Türkei

Erika Steinbach ist rätselhafterweise immer noch menschenrechtspolitische Sprecherin der CDU/CSU-Fraktion und ihre Bigotterie damit institutionalisiert. Nun fordert auch sie einen Abbruch der EU-Beitrittsverhandlungen mit der Türkei nach dem autokratischen Schub, mit dem Erdogan auf den Putschversuch Mitte Juli reagiert. Besonders wurmt sie das „verbrecherische Verhalten“ der Türkei gegenüber der EU in der Flüchtlingsfrage. „Haltet euch zurück, gebt uns die Visafreiheit – oder wir schicken euch wieder Flüchtlinge“, lautet die türkische Außenpolitik, wie es schon zu erwarten war, als erstmals über den Flüchtlingspakt verhandelt worden ist.
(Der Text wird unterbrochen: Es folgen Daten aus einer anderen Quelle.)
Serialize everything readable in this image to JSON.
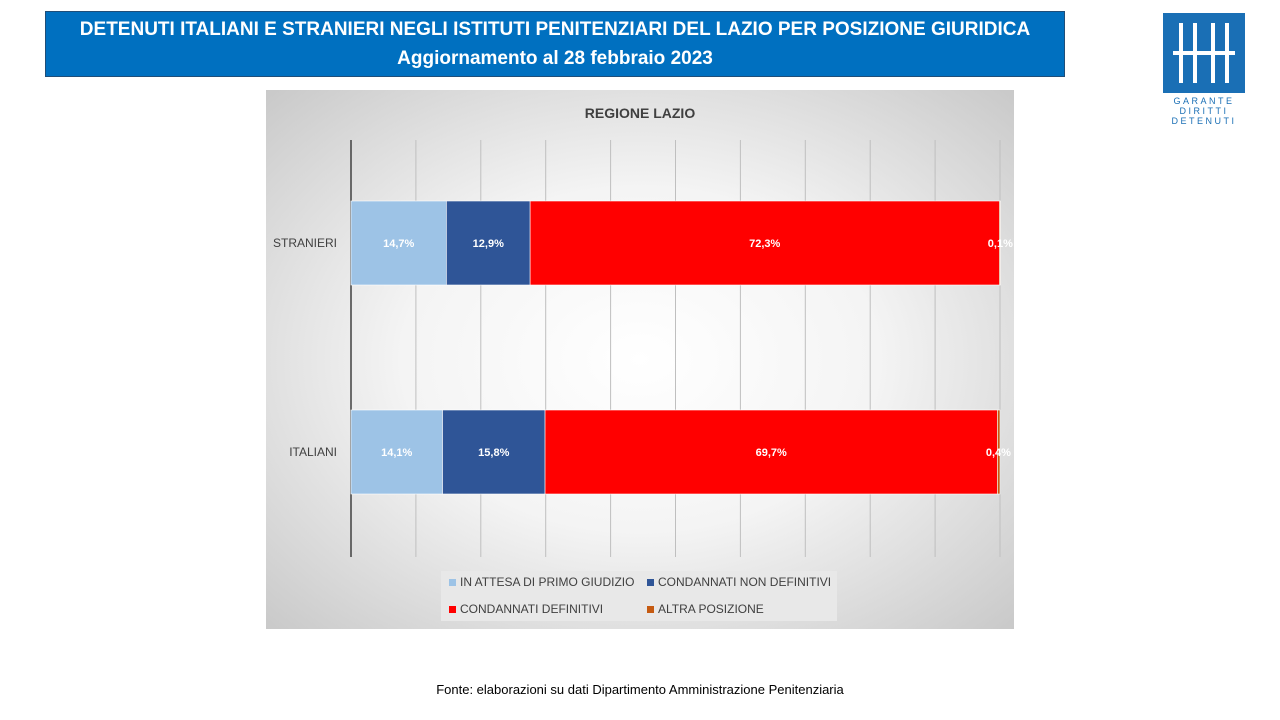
{
  "header": {
    "title_line1": "DETENUTI ITALIANI E STRANIERI NEGLI ISTITUTI PENITENZIARI DEL LAZIO PER POSIZIONE GIURIDICA",
    "title_line2": "Aggiornamento al 28 febbraio 2023"
  },
  "logo": {
    "line1": "GARANTE",
    "line2": "DIRITTI",
    "line3": "DETENUTI",
    "color": "#1a6fb5"
  },
  "chart_data": {
    "type": "bar",
    "orientation": "horizontal",
    "stacked": "100%",
    "title": "REGIONE LAZIO",
    "categories": [
      "STRANIERI",
      "ITALIANI"
    ],
    "series": [
      {
        "name": "IN ATTESA DI PRIMO GIUDIZIO",
        "color": "#9dc3e6",
        "values": [
          14.7,
          14.1
        ],
        "labels": [
          "14,7%",
          "14,1%"
        ]
      },
      {
        "name": "CONDANNATI NON DEFINITIVI",
        "color": "#2f5597",
        "values": [
          12.9,
          15.8
        ],
        "labels": [
          "12,9%",
          "15,8%"
        ]
      },
      {
        "name": "CONDANNATI DEFINITIVI",
        "color": "#ff0000",
        "values": [
          72.3,
          69.7
        ],
        "labels": [
          "72,3%",
          "69,7%"
        ]
      },
      {
        "name": "ALTRA POSIZIONE",
        "color": "#c55a11",
        "values": [
          0.1,
          0.4
        ],
        "labels": [
          "0,1%",
          "0,4%"
        ]
      }
    ],
    "xlim": [
      0,
      100
    ],
    "grid": true,
    "legend_position": "bottom"
  },
  "footer": {
    "source": "Fonte: elaborazioni su dati Dipartimento Amministrazione Penitenziaria"
  }
}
Steinbach gehörte zu denen, die im Herbst 2015 munter Überfremdungsängste schürten, während andere Leute anpackten und schutzsuchenden Menschen Hilfe leisteten. Es war diese europaweite rechtspopulistische Hetze, der die EU-Politik hinterherlief und sich daher auf einen Abschottungsdeal mit der Türkei einließ, der ethisch fragwürdig ist (weil es ohne Rücksicht auf das Asylrecht zwischenstaatlichen Menschenhandel kodifiziert) und vollkommen unnötig wäre, würden Politiker nicht auf die Stimmen der „besorgten Bürger“ schielen. Jetzt habt ihr den Salat: Die Hetzer von damals beklagen die politischen Folgen ihrer Hetze, während diejenigen, die stets die europäischen Werte hochhalten, aus Angst vor der Freitaler Bürgerwehr gegenüber dem Abbau von Demokratie und Menschenrechten in der Türkei schweigen.
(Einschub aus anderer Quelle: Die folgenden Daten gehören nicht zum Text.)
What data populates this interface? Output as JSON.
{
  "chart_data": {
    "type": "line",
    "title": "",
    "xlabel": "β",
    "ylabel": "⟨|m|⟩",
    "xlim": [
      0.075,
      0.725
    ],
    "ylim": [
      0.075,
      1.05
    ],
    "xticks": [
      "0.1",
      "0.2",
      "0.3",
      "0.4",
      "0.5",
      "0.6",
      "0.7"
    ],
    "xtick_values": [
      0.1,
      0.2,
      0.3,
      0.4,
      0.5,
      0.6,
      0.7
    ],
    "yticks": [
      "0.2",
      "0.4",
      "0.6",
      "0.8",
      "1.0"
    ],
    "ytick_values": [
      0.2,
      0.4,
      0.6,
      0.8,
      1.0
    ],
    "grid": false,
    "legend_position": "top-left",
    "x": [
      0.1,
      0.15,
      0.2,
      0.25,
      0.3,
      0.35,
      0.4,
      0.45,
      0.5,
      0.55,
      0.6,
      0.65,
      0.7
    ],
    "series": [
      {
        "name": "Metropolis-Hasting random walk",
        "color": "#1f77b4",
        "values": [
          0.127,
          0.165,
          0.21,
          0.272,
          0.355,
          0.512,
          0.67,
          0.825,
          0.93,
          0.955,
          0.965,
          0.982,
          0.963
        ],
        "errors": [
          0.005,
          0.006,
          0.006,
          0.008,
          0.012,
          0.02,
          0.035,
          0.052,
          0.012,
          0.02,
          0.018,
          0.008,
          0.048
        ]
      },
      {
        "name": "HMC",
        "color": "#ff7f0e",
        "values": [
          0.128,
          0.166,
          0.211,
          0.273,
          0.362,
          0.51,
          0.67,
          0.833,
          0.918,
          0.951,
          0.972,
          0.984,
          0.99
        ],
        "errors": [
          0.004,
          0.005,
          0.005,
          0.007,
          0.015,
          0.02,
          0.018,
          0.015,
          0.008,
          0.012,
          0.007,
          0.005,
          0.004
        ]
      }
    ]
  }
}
Um den schäbigen Flüchtlingsdeal wäre es wirklich nicht schade. Danach bliebe aber das Problem, wie mit Erdogans „Zivildiktatur“ umzugehen sei. Omid Nouripour (Grüne) weist zu Recht daraufhin, dass sich ein sozial und ökonomisch eng verflochtener EU-Nachbar wie die Türkei nicht so isolieren lässt wie das ferne Nordkorea.
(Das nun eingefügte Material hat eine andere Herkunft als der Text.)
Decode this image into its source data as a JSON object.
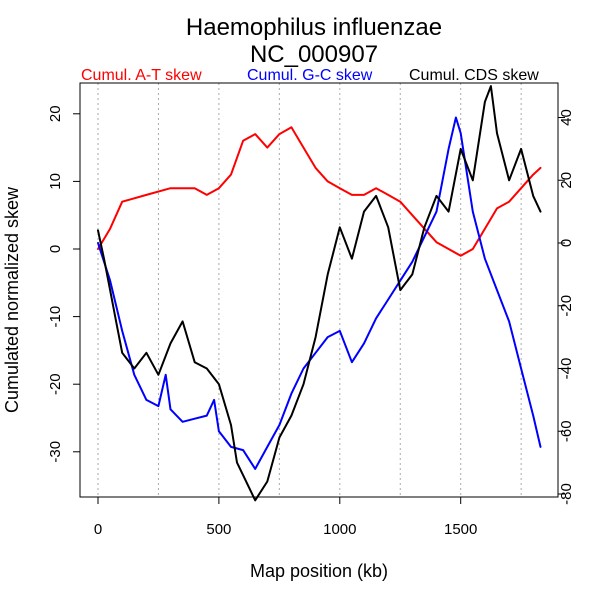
{
  "chart_data": {
    "type": "line",
    "title": "Haemophilus influenzae",
    "subtitle": "NC_000907",
    "xlabel": "Map position (kb)",
    "ylabel": "Cumulated normalized skew",
    "xlim": [
      0,
      1830
    ],
    "ylim": [
      -35,
      22
    ],
    "y2lim": [
      -80,
      45
    ],
    "x_ticks": [
      0,
      500,
      1000,
      1500
    ],
    "y_ticks": [
      20,
      10,
      0,
      -10,
      -20,
      -30
    ],
    "y2_ticks": [
      40,
      20,
      0,
      -20,
      -40,
      -60,
      -80
    ],
    "grid": {
      "vertical_dotted_x": [
        0,
        250,
        500,
        750,
        1000,
        1250,
        1500,
        1750
      ]
    },
    "legend_placement": "top-center",
    "series": [
      {
        "name": "Cumul. A-T skew",
        "color": "#ff0000",
        "axis": "left",
        "x": [
          0,
          50,
          100,
          200,
          300,
          400,
          450,
          500,
          550,
          600,
          650,
          700,
          750,
          800,
          850,
          900,
          950,
          1000,
          1050,
          1100,
          1150,
          1200,
          1250,
          1300,
          1350,
          1400,
          1450,
          1500,
          1550,
          1600,
          1650,
          1700,
          1750,
          1800,
          1830
        ],
        "values": [
          0,
          3,
          7,
          8,
          9,
          9,
          8,
          9,
          11,
          16,
          17,
          15,
          17,
          18,
          15,
          12,
          10,
          9,
          8,
          8,
          9,
          8,
          7,
          5,
          3,
          1,
          0,
          -1,
          0,
          3,
          6,
          7,
          9,
          11,
          12
        ]
      },
      {
        "name": "Cumul. G-C skew",
        "color": "#0000ff",
        "axis": "right",
        "x": [
          0,
          50,
          100,
          150,
          200,
          250,
          280,
          300,
          350,
          400,
          450,
          480,
          500,
          550,
          600,
          650,
          700,
          750,
          800,
          850,
          900,
          950,
          1000,
          1050,
          1100,
          1150,
          1200,
          1250,
          1300,
          1350,
          1400,
          1450,
          1480,
          1500,
          1550,
          1600,
          1650,
          1700,
          1750,
          1800,
          1830
        ],
        "values": [
          0,
          -12,
          -28,
          -42,
          -50,
          -52,
          -42,
          -53,
          -57,
          -56,
          -55,
          -50,
          -60,
          -65,
          -66,
          -72,
          -65,
          -58,
          -48,
          -40,
          -35,
          -30,
          -28,
          -38,
          -32,
          -24,
          -18,
          -12,
          -6,
          2,
          10,
          30,
          40,
          35,
          10,
          -5,
          -15,
          -25,
          -40,
          -55,
          -65
        ]
      },
      {
        "name": "Cumul. CDS skew",
        "color": "#000000",
        "axis": "right",
        "x": [
          0,
          25,
          50,
          75,
          100,
          150,
          200,
          250,
          300,
          350,
          400,
          450,
          500,
          550,
          575,
          600,
          650,
          700,
          750,
          800,
          850,
          900,
          950,
          1000,
          1050,
          1100,
          1150,
          1200,
          1250,
          1300,
          1350,
          1400,
          1450,
          1500,
          1550,
          1600,
          1625,
          1650,
          1700,
          1750,
          1800,
          1830
        ],
        "values": [
          4,
          -5,
          -15,
          -25,
          -35,
          -40,
          -35,
          -42,
          -32,
          -25,
          -38,
          -40,
          -45,
          -58,
          -70,
          -74,
          -82,
          -76,
          -62,
          -55,
          -45,
          -30,
          -10,
          5,
          -5,
          10,
          15,
          5,
          -15,
          -10,
          5,
          15,
          10,
          30,
          20,
          45,
          50,
          35,
          20,
          30,
          15,
          10
        ]
      }
    ]
  }
}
Nicht nur reaktionäre Deppen unterschreiben Petitionen, die den sofortigen Abbruch der EU-Beitrittsverhandlungen fordern, und können das starke Argument vorbringen, dass diese mit einem Staat, der die Wiedereinführung der Todesstrafe erwägt, keinen Sinn haben. Aber man sollte auch nicht die 49 Prozent der Türken vergessen, die Erdogan nicht als geliebten Führer verehren. Sie hatten es schon schwer genug, werden es noch schwerer haben und am allerschwersten, wenn sich die EU von ihrem Land abwendet.

Mario Sixtus ist ein nerviger Lautsprecher (und solche braucht es wohl), gab aber nach dem Putsch und Erdogans Reaktion darauf recht klug zu bedenken:

Man kann sich fragen, was die Türkei heute für ein Land wäre, hätten die Konservativen nicht jahrzehntelang deren EU-Integration verhindert.